5 janvier 2005 : La Confédération nationale des travailleurs de Guinée (CNTG) et l’Union syndicale des travailleurs de Guinée (USTG) rassemblent leurs plateformes de revendication et créent une inter-centrale.

27 février 2006 : Les syndicats réunis dans l’inter-centrale lancent une grève. Les revendications portent notamment sur les salaires.

3 mars 2006 : Signature d’un accord après cinq jours de grève.

Avril 2006 : « Valse des décrets »

8 juin 2006 : Violation du protocole d’accord du 3 mars. Deuxième grève. Les forces de l’ordre tirent sur des groupes d’étudiants, faisant au moins 18 morts. Un accord est signé, mais la grève n’est que suspendue.

6 décembre 2006 : Arrestation de Mamadou Sylla et Fodé Soumah, hommes d’affaire proches de Lansana Conté.

16 décembre 2006 : Lansana Conté se rend lui-même à la prison et les fait libérer.

10 janvier 2007 : La grève générale illimitée contre la corruption et contre les abus de pouvoir de la présidence est déclenchée. Elle est très suivie dans la capitale, mais aussi dans certaines villes de province. Les syndicats exigent le remboursement des sommes dérobées à l’Etat, la baisse du prix de l’essence et d’autres biens de première nécessité, le retour en prison des deux hommes. Un contact est établi entre les syndicalistes et la présidence. L’idée d’un Premier ministre chef du gouvernement est lancée.

17 janvier 2007 : Le pouvoir cherchant à contourner le processus de négociation, les syndicalistes lancent une marche vers l’Assemblée nationale. La police tire sur la foule. Les négociations sont rompues.

21 janvier 2007 : Reprise des négociations.

22 janvier 2007 : « Marche pacifique » organisée par les syndicats. La police tire, on dénombre au moins 30 morts. Plusieurs syndicalistes sont battus par les bérets rouges.

23 janvier 2007 : Reprise des négociations.

27 janvier 2007 : Signature d’un accord acceptant la nomination d’un Premier ministre chef de gouvernement. Mais Lansana Conté nomme un de ses proches, Eugène Camara. Grandes manifestations de protestation de la part de la population. Le mouvement a dépassé les syndicats.

12 février 2007 : Lansana Conté décrète l’état d’urgence.

15 février 2007 : Reprise des contacts entre Rabiatou Serah Diallo et les autorités. Mais le blocage continue.

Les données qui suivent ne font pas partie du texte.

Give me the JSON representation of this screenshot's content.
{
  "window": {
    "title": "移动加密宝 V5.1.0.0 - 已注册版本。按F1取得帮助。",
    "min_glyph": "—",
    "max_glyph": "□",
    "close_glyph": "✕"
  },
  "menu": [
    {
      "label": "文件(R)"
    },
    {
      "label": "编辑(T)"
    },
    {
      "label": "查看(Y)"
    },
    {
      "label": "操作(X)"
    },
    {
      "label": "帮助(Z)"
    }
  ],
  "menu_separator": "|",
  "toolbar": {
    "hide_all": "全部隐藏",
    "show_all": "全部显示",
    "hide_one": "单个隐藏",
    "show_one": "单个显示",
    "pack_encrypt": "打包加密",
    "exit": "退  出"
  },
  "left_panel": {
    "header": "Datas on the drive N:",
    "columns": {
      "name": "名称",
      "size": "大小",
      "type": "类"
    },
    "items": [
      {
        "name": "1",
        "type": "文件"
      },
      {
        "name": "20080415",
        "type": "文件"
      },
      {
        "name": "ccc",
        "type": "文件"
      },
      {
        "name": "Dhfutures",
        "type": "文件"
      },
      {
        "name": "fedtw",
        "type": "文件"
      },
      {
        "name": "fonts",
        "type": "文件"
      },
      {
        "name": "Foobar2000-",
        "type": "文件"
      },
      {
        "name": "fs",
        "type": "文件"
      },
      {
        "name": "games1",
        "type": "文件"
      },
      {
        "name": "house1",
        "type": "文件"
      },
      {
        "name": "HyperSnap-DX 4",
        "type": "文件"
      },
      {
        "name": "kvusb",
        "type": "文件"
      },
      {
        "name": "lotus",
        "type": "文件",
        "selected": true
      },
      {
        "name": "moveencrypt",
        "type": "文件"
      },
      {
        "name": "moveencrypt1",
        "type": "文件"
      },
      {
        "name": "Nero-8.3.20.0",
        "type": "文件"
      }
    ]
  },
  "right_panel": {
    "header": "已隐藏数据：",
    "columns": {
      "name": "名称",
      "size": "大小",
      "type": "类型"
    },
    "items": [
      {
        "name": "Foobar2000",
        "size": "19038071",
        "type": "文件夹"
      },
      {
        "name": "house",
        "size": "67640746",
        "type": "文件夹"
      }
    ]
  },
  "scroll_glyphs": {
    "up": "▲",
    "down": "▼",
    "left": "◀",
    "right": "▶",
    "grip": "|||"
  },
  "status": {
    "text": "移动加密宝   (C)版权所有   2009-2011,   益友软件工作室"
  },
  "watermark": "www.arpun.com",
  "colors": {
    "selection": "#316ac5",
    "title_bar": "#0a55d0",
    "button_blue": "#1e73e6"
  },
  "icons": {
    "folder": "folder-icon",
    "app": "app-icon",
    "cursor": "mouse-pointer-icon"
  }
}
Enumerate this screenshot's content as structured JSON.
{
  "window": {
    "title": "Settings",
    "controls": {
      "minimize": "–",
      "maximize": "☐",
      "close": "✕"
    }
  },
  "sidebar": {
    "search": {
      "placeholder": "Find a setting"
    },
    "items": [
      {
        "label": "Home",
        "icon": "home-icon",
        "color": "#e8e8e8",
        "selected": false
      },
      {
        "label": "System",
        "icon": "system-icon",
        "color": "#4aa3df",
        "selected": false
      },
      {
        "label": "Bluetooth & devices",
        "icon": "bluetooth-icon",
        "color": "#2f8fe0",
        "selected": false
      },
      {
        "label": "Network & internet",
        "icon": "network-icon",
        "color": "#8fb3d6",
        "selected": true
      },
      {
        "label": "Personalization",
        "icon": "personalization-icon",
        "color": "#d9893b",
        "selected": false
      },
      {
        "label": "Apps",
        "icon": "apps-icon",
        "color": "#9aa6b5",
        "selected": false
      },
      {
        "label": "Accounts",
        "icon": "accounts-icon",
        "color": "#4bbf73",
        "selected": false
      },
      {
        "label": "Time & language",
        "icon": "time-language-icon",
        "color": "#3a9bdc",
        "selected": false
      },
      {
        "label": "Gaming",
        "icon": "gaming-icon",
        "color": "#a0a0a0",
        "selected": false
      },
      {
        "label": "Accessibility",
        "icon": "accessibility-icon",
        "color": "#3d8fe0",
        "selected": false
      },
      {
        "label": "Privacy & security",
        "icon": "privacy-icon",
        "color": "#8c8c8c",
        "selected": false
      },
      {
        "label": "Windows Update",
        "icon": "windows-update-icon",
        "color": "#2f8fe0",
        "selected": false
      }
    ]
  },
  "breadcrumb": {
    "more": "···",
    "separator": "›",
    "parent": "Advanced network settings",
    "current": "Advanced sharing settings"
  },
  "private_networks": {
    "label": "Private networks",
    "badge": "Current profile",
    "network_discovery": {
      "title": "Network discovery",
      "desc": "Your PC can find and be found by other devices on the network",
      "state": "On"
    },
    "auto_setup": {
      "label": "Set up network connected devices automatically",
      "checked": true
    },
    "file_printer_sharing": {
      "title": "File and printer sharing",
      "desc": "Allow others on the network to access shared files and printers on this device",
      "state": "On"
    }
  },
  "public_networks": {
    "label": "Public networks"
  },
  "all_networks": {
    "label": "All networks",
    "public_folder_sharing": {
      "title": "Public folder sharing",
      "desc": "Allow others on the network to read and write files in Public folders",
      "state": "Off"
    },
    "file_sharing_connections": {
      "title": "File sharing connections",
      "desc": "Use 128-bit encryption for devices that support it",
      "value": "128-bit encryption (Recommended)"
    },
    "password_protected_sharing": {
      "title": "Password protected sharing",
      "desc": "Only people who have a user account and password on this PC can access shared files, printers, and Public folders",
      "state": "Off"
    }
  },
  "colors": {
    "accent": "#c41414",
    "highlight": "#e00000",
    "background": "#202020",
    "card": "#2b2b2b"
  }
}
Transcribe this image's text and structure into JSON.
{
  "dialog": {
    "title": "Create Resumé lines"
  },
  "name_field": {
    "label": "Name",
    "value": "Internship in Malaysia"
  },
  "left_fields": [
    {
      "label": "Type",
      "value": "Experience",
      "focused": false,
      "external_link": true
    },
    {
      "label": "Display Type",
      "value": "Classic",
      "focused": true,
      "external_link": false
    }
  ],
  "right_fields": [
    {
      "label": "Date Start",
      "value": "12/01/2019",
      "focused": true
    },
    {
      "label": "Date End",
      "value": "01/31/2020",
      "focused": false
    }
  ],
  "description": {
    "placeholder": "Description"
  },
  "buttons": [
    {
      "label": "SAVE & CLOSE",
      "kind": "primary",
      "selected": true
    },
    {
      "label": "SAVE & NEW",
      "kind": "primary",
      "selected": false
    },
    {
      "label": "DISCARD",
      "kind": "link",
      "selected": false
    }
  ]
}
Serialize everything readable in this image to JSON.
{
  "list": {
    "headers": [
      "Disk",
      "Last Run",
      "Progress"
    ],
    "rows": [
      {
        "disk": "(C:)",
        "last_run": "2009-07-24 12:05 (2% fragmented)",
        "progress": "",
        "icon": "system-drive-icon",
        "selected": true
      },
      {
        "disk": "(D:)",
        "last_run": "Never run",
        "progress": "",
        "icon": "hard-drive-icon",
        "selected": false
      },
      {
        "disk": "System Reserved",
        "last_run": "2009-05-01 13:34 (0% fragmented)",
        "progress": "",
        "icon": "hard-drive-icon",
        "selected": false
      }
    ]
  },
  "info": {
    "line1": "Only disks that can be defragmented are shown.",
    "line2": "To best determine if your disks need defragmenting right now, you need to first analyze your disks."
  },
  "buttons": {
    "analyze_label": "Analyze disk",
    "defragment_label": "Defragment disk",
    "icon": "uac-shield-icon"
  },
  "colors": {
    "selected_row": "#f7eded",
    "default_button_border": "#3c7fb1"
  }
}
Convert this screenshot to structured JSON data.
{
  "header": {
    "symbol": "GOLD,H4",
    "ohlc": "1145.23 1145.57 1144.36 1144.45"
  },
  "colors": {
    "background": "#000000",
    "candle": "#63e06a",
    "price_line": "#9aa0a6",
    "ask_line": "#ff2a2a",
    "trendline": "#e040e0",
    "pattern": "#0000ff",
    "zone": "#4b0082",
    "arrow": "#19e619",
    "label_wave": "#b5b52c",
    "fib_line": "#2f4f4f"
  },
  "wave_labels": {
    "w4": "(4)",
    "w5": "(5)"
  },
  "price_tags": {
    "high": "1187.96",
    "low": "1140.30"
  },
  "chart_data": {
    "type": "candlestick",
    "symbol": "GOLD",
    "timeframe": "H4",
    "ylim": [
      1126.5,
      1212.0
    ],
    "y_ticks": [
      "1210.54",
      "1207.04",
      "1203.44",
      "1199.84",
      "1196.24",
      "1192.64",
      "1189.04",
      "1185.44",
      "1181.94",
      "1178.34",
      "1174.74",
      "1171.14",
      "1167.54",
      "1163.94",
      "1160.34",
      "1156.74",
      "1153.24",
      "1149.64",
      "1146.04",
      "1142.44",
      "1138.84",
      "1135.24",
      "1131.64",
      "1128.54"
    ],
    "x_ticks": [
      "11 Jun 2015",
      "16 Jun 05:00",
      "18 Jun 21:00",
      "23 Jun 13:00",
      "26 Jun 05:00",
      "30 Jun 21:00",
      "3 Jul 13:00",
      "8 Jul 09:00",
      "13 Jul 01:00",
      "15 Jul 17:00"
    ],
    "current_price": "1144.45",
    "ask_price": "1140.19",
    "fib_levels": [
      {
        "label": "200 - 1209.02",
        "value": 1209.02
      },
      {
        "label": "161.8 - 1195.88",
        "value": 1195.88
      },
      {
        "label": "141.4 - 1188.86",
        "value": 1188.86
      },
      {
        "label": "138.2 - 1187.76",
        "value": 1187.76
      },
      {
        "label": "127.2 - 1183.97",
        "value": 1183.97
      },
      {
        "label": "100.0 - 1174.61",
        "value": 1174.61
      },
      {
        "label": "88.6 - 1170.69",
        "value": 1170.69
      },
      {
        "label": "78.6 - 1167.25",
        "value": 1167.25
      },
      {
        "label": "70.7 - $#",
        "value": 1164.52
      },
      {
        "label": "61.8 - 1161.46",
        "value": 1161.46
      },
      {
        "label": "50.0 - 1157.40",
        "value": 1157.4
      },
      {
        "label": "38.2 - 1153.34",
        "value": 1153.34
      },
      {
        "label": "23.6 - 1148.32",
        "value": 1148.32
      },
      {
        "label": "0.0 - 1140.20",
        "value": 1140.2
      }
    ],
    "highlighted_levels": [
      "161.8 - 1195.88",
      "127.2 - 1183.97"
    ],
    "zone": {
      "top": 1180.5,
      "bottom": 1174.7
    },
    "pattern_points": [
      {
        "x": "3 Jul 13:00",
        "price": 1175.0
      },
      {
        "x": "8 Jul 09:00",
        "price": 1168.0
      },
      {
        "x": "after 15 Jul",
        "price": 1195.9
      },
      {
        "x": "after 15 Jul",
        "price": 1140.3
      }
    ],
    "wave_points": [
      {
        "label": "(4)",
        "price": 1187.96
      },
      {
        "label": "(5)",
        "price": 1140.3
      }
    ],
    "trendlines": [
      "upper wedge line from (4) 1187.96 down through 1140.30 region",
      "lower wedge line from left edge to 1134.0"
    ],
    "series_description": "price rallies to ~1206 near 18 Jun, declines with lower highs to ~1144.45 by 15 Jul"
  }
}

15-16 février : Sommet France-Afrique à Cannes.

17 février : Une délégation de la CEDEAO est chargée de favoriser le retour au calme en Guinée.

23 février 2007 : L’Assemblée nationale, pourtant largement acquise au camp présidentiel refuse de prolonger l’état d’urgence.

25 février 2007 : Réunion de conciliation sous l’égide de la CEDEAO, et signature d’un accord.

26 février 2007 : Lansana Conté nomme Lansana Kouyaté Premier ministre.

28 mars 2007 : Lansana Kouyaté donne la composition du nouveau gouvernement.